In the 100 metres final itself there were seven false starts, one of which led to both Lippincott and the eventual winner Ralph Craig sprinting the whole length of the track. To relieve his tension at the start, Lippincott squeezed a cork that is still in the family's possession.

When the race finally got underway, George Patching from South Africa (the only non-American in the final) led until halfway, where the three Americans Craig, Lippincott and Alvah Meyer drew level. Craig then drew ahead, but it was a blanket finish and the crowd was unsure who had won. So it was left to the judges to announce the final result, Craig first, Meyer second and Lippincott third.

===200 metres===
In the 200 m final, Craig won gold and Lippincott won silver.

==Later life==
After graduation in 1915, Lippincott served as a lieutenant in the US Navy during World War I. After the war, he went into banking in Philadelphia and worked as a broker with Bache & Co. and Merrill Lynch.

Lippincott supported his alma mater, the University of Pennsylvania, as the president of the Class of 1915. He helped to establish the "Class of ’15 Award" for the male student who excelled best both athletically and academically.

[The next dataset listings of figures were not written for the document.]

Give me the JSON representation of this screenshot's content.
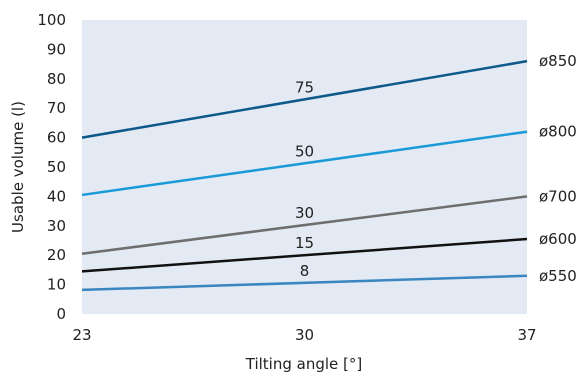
{
  "chart_data": {
    "type": "line",
    "title": "",
    "xlabel": "Tilting angle [°]",
    "ylabel": "Usable volume (l)",
    "x": [
      23,
      37
    ],
    "xticks": [
      "23",
      "30",
      "37"
    ],
    "yticks": [
      "0",
      "10",
      "20",
      "30",
      "40",
      "50",
      "60",
      "70",
      "80",
      "90",
      "100"
    ],
    "xlim": [
      23,
      37
    ],
    "ylim": [
      0,
      100
    ],
    "grid": false,
    "plot_background": "#e3eaf4",
    "series": [
      {
        "name": "75",
        "diameter": "ø850",
        "values": [
          60,
          86
        ],
        "color": "#0d5a8a"
      },
      {
        "name": "50",
        "diameter": "ø800",
        "values": [
          40.5,
          62
        ],
        "color": "#1a9ad6"
      },
      {
        "name": "30",
        "diameter": "ø700",
        "values": [
          20.5,
          40
        ],
        "color": "#6e6e6e"
      },
      {
        "name": "15",
        "diameter": "ø600",
        "values": [
          14.5,
          25.5
        ],
        "color": "#111111"
      },
      {
        "name": "8",
        "diameter": "ø550",
        "values": [
          8.2,
          13
        ],
        "color": "#3a86c0"
      }
    ]
  }
}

He also helped to establish the annual football club dinner.

He died January 9, 1962, and was interred at West Laurel Hill Cemetery in Bala Cynwyd, Pennsylvania.

==Personal life==
He was married and had 4 children.

==Sources==

- Quercetani, R. L. & Pallicca, G. (2006) A World History of Sprint Racing 1850–2005, SEP Editrice Srl, ISBN 978-88-87110-75-3.